Unsurprisingly, this leaves only 32 percent of voters confident that Biden will manage the economy, compared to 46 percent who trust Donald Trump, an Ipsos poll shows. This is ominous as 88 percent also cite the economy as the most important factor influencing their voting behavior.

But hard US economic data tells a very different story. Yes, Biden has presided over rising national debt and a temporary increase in inflation. But under Trump, debts rose by a similar amount. And the sharp rise in inflation was seen across the Western world as it mainly reflected Covid-era supply chain shocks and the war in Ukraine. Be that as it may, inflation has fallen this year.

Meanwhile, unemployment is at its lowest level in fifty years, wage growth is strong, especially among lower-paid workers, and investment in manufacturing is rising at a record pace, partly due to the Inflation Reduction Act. Even more remarkable, four-fifths of IRA-related investments are in red states, not blue states. A similar percentage occurs in communities with below-average education scores, as White House economic adviser Heather Boushey told the Aspen Ideas festival this week.

She attributes this skew to the White House’s deliberate policy of creating jobs in devastated regions; others attribute it to the fact that it is easier to invest in red states because of looser building and hiring rules.

Either way, the imbalance could make it politically difficult to undo the IRA even if Trump wins in November, as many Trump-supporting areas are seeing a surge in investment. Yet that same demographic is apparently blaming Biden for a “bad” economy.

Why? One explanation could be that there are data errors. For example, the basket of goods used to calculate average inflation does not always reflect actual household budgets, especially poorer ones. And, as Republicans point out, impressive employment data obscures the fact that many poor Americans work multiple jobs to pay their bills, leading to double counting in some statistics.

Another factor is tribal politics and media misinformation. A Harvard-Harris poll shows that while 59 percent of Democrats think the economy is on track, only 13 percent of Republicans agree. Yet they are largely dealing with the same economy.

However, I suspect that the third and most crucial point is the one that Dutch economists emphasize about the psychology of inflation. Unlike economists, ordinary consumers tend to judge inflation based on simple heuristics, such as the gasoline prices posted on station squares. They also focus on absolute price levels, not on annual growth (or decline) percentages.

And since absolute price levels have risen by about 20 percent under Biden — more dramatically than most voters have ever seen — it’s exacerbating a broader loss of trust in institutions. This is hurting both parties, polls suggest. But I suspect it’s hurting Biden more, since he presided over the inflation wave and Trump claims to be anti-establishment.

So is there anything the White House can do (other than pray for lower oil prices)? Last week, Boushey hosted a workshop with mostly Biden supporters, where I heard a lot of ideas thrown around: increasing Biden’s social media presence; working with local influencers to tell personal stories about the IRA boom; embrace simple populist – not technocratic – messages that suit Trump.

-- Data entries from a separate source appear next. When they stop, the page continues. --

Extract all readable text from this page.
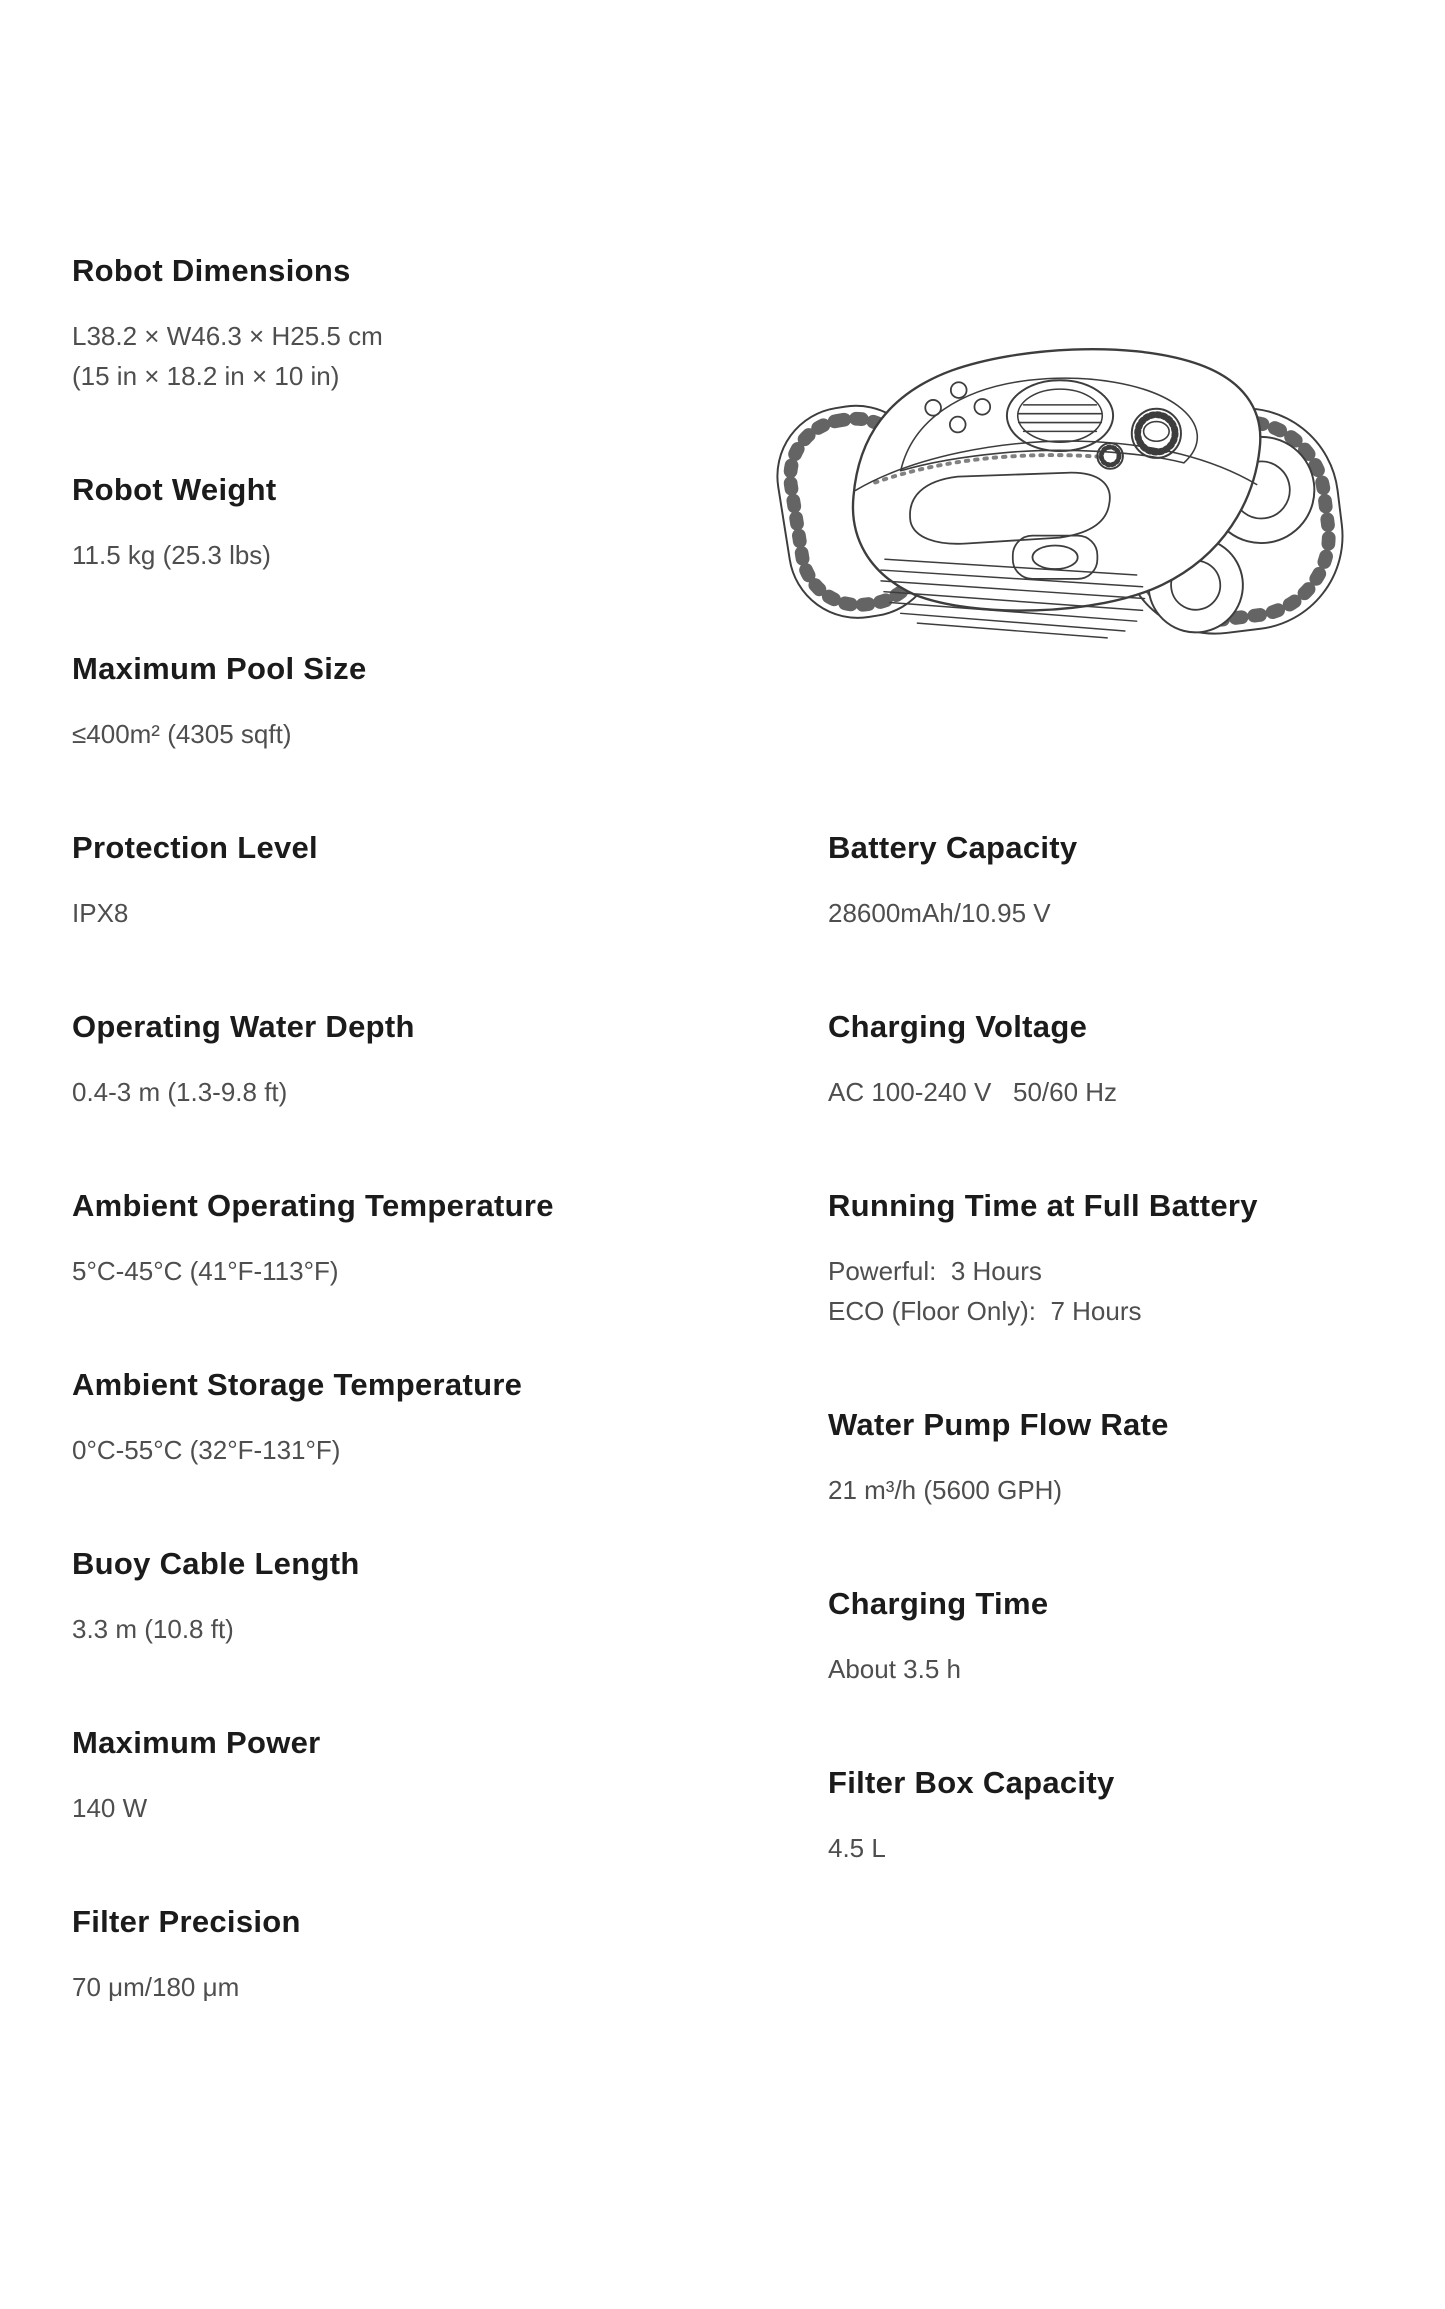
Robot Dimensions

L38.2 × W46.3 × H25.5 cm

(15 in × 18.2 in × 10 in)

Robot Weight

11.5 kg (25.3 lbs)

Maximum Pool Size

≤400m² (4305 sqft)

Protection Level

IPX8

Operating Water Depth

0.4-3 m (1.3-9.8 ft)

Ambient Operating Temperature

5°C-45°C (41°F-113°F)

Ambient Storage Temperature

0°C-55°C (32°F-131°F)

Buoy Cable Length

3.3 m (10.8 ft)

Maximum Power

140 W

Filter Precision

70 μm/180 μm

Battery Capacity

28600mAh/10.95 V

Charging Voltage

AC 100-240 V   50/60 Hz

Running Time at Full Battery

Powerful:  3 Hours

ECO (Floor Only):  7 Hours

Water Pump Flow Rate

21 m³/h (5600 GPH)

Charging Time

About 3.5 h

Filter Box Capacity

4.5 L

For example, in 2020, when the Trump White House distributed stimulus checks to offset the Covid slump, Trump insisted that they bear his signature. This branded the handouts with his name in a way that voters could easily remember. When the Biden White House showed off its own largesse to consumers, he didn’t follow suit. Big mistake.

Perhaps the White House can now rectify this. Treasury Secretary Janet Yellen is striking a more populist tone. But it will be an uphill, almost impossible battle, requiring psychologists, anthropologists and economists alike.

The one thing that is crystal clear is that we need to update the famous mantra of the 1990s that elections are based on “the economy, stupid.” Today, it is economic feelings—not “just” facts—that matter.